Thursday, January 1, 2015

Florida

It looks like marriage is coming to all Floridians after all.  Despite a ruling from an US District Court, a denial of stay request from both a Circuit Court and the US Supreme Court, most of Florida's County Clerks didn't seem to understand basic civics.

So Judge Robert L. Hinkle, issued a Federal Order:
In this consolidated case, the plaintiffs challenge provisions of the Florida Constitution and Florida Statutes banning same-sex marriage. Two plaintiffs are unmarried; they seek issuance of a Florida marriage license. The other plaintiffs are individuals (and an association representing individuals) who were married in other jurisdictions and seek recognition of their marriages in Florida. The defendants, all in their official capacities, are the Secretary of the Florida Department of Management Services, the Florida Surgeon General, and the Clerk of Court of Washington County, where the two unmarried plaintiffs reside. 
A preliminary injunction is in place and has been for more than four months. It holds unconstitutional the Florida ban on same-sex marriage. Now the Clerk has filed an emergency motion to clarify the preliminary injunction. She asks whether the injunction requires her to issue marriage licenses to all qualified same-sex applicants or only to the two unmarried plaintiffs. The founders of this republic adopted a Constitution and a system for its enforcement. When there are disagreements about what the Constitution requires, those who are affected may seek a definitive ruling in court. These plaintiffs did that in this case.

The Secretary and Surgeon General—as duly empowered officials of the State of Florida, represented by the Attorney General—joined issue. So did the Clerk. The result was an explicit ruling that Florida’s same-sex-marriage ban is unconstitutional. The United States Supreme Court and federal courts of appeals had stayed similar rulings in other cases. I stayed the ruling in this case while those stays were in effect and for 91 more days—long enough to allow the defendants to seek a further stay in the United States Court of Appeals for the Eleventh Circuit and, if unsuccessful there, in the United States Supreme Court.
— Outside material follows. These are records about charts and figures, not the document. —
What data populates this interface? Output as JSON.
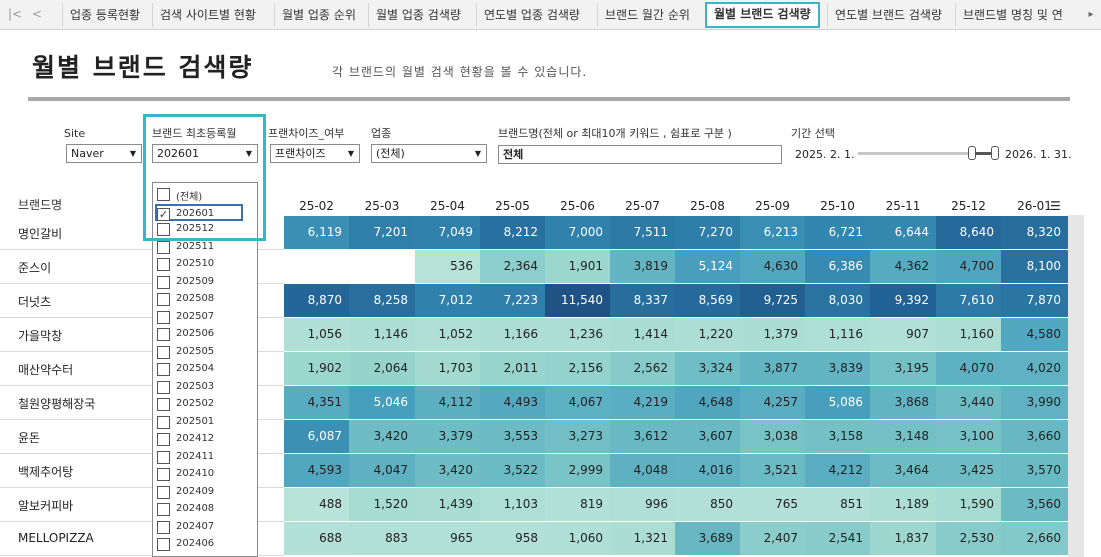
{
  "tabs": {
    "nav_prev": "|<",
    "nav_back": "<",
    "items": [
      "업종 등록현황",
      "검색 사이트별 현황",
      "월별 업종 순위",
      "월별 업종 검색량",
      "연도별 업종 검색량",
      "브랜드 월간 순위",
      "월별 브랜드 검색량",
      "연도별 브랜드 검색량",
      "브랜드별 명칭 및 연"
    ],
    "active_index": 6,
    "scroll_right": "▸"
  },
  "header": {
    "title": "월별 브랜드 검색량",
    "subtitle": "각 브랜드의 월별 검색 현황을 볼 수 있습니다."
  },
  "filters": {
    "site_label": "Site",
    "site_value": "Naver",
    "first_reg_label": "브랜드 최초등록월",
    "first_reg_value": "202601",
    "franchise_label": "프랜차이즈_여부",
    "franchise_value": "프랜차이즈",
    "industry_label": "업종",
    "industry_value": "(전체)",
    "brand_label": "브랜드명(전체 or 최대10개 키워드 , 쉼표로 구분 )",
    "brand_value": "전체",
    "period_label": "기간 선택",
    "period_start": "2025. 2. 1.",
    "period_end": "2026. 1. 31."
  },
  "dropdown_options": [
    {
      "label": "(전체)",
      "checked": false
    },
    {
      "label": "202601",
      "checked": true
    },
    {
      "label": "202512",
      "checked": false
    },
    {
      "label": "202511",
      "checked": false
    },
    {
      "label": "202510",
      "checked": false
    },
    {
      "label": "202509",
      "checked": false
    },
    {
      "label": "202508",
      "checked": false
    },
    {
      "label": "202507",
      "checked": false
    },
    {
      "label": "202506",
      "checked": false
    },
    {
      "label": "202505",
      "checked": false
    },
    {
      "label": "202504",
      "checked": false
    },
    {
      "label": "202503",
      "checked": false
    },
    {
      "label": "202502",
      "checked": false
    },
    {
      "label": "202501",
      "checked": false
    },
    {
      "label": "202412",
      "checked": false
    },
    {
      "label": "202411",
      "checked": false
    },
    {
      "label": "202410",
      "checked": false
    },
    {
      "label": "202409",
      "checked": false
    },
    {
      "label": "202408",
      "checked": false
    },
    {
      "label": "202407",
      "checked": false
    },
    {
      "label": "202406",
      "checked": false
    }
  ],
  "table": {
    "brand_col_header": "브랜드명",
    "months": [
      "25-02",
      "25-03",
      "25-04",
      "25-05",
      "25-06",
      "25-07",
      "25-08",
      "25-09",
      "25-10",
      "25-11",
      "25-12",
      "26-01"
    ],
    "sort_icon": "sort-desc-icon",
    "rows": [
      {
        "brand": "명인갈비",
        "values": [
          "6,119",
          "7,201",
          "7,049",
          "8,212",
          "7,000",
          "7,511",
          "7,270",
          "6,213",
          "6,721",
          "6,644",
          "8,640",
          "8,320"
        ]
      },
      {
        "brand": "준스이",
        "values": [
          "",
          "",
          "536",
          "2,364",
          "1,901",
          "3,819",
          "5,124",
          "4,630",
          "6,386",
          "4,362",
          "4,700",
          "8,100"
        ]
      },
      {
        "brand": "더넛츠",
        "values": [
          "8,870",
          "8,258",
          "7,012",
          "7,223",
          "11,540",
          "8,337",
          "8,569",
          "9,725",
          "8,030",
          "9,392",
          "7,610",
          "7,870"
        ]
      },
      {
        "brand": "가을막창",
        "values": [
          "1,056",
          "1,146",
          "1,052",
          "1,166",
          "1,236",
          "1,414",
          "1,220",
          "1,379",
          "1,116",
          "907",
          "1,160",
          "4,580"
        ]
      },
      {
        "brand": "매산약수터",
        "values": [
          "1,902",
          "2,064",
          "1,703",
          "2,011",
          "2,156",
          "2,562",
          "3,324",
          "3,877",
          "3,839",
          "3,195",
          "4,070",
          "4,020"
        ]
      },
      {
        "brand": "철원양평해장국",
        "values": [
          "4,351",
          "5,046",
          "4,112",
          "4,493",
          "4,067",
          "4,219",
          "4,648",
          "4,257",
          "5,086",
          "3,868",
          "3,440",
          "3,990"
        ]
      },
      {
        "brand": "윤돈",
        "values": [
          "6,087",
          "3,420",
          "3,379",
          "3,553",
          "3,273",
          "3,612",
          "3,607",
          "3,038",
          "3,158",
          "3,148",
          "3,100",
          "3,660"
        ]
      },
      {
        "brand": "백제추어탕",
        "values": [
          "4,593",
          "4,047",
          "3,420",
          "3,522",
          "2,999",
          "4,048",
          "4,016",
          "3,521",
          "4,212",
          "3,464",
          "3,425",
          "3,570"
        ]
      },
      {
        "brand": "알보커피바",
        "values": [
          "488",
          "1,520",
          "1,439",
          "1,103",
          "819",
          "996",
          "850",
          "765",
          "851",
          "1,189",
          "1,590",
          "3,560"
        ]
      },
      {
        "brand": "MELLOPIZZA",
        "values": [
          "688",
          "883",
          "965",
          "958",
          "1,060",
          "1,321",
          "3,689",
          "2,407",
          "2,541",
          "1,837",
          "2,530",
          "2,660"
        ]
      }
    ]
  },
  "colors": {
    "highlight": "#3bb4c6",
    "heat_low": "#bfe6dc",
    "heat_high": "#1d5f8a"
  }
}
The defendants did that. They lost.

The United States Supreme Court allowed the ruling in this case to take effect. History records no shortage of instances when state officials defied federal court orders on issues of federal constitutional law. Happily, there are many more instances when responsible officials followed the law, like it or not. Reasonable people can debate whether the ruling in this case was correct and who it binds. There should be no debate, however, on the question whether a clerk of court may follow the ruling, even for marriage-license applicants who are not parties to this case.

And a clerk who chooses not to follow the ruling should take note: the governing statutes and rules of procedure allow individuals to intervene as plaintiffs in pending actions, allow certification of plaintiff and defendant classes, allow issuance of successive preliminary injunctions, and allow successful plaintiffs to recover costs and attorney’s fees. The Clerk has acknowledged that the preliminary injunction requires her to issue a marriage license to the two unmarried plaintiffs.

The Clerk has said she will do so. In the absence of any request by any other plaintiff for a license, and in the absence of a certified class, no plaintiff now in this case has standing to seek a preliminary injunction requiring the Clerk to issue other licenses.

The preliminary injunction now in effect thus does not require the Clerk to issue licenses to other applicants. But as set out in the order that announced issuance of the preliminary injunction, the Constitution requires the Clerk to issue such licenses. As in any other instance involving parties not now before the court, the Clerk’s obligation to follow the law arises from sources other than the preliminary injunction.

For these reasons, IT IS ORDERED: The motion to clarify, ECF No. 99, is granted. The preliminary injunction is clarified as set out in this order. SO ORDERED on January 1, 2015.

Excoriated! Now to the Clerks, do your fucking jobs and issue marriage licenses to consenting adults who just want to manage their families and affairs.

On a related note, according to this article by Tia Mitchell of the Savannah Morning News:
Couples who wanted to skip the pomp and circumstance of a wedding and get married at the Duval, Clay or Baker county courthouses will no longer have that option in the new year.
These counties’ decision to end the long-standing tradition of courthouse weddings is due, at least in part, to the continued debate over same-sex marriage in Florida against the backdrop of conservative Christianity. U.S. District Judge Robert Hinkle could rule any day and make gay marriage legal across the state. [I covered this in the above.]
 Furthermore:
There were 1,911 wedding ceremonies performed at the Duval County Courthouse in 2013, compared to 6,342 marriage licenses issued. About 330 Clay County couples are married at its courthouse each year, and Baker averages about 30.
Please read the rest of the article as it illuminates the douchiness of the situation.

People should be ashamed of themselves. Nearly a third of the Duval County weddings took place at the courthouse and now that is over because a gay couple might want to get married.

So if you're a gaythiest couple looking to get hitched, find a notary in Jacksonville and make it legit. Just review what you need and get it done.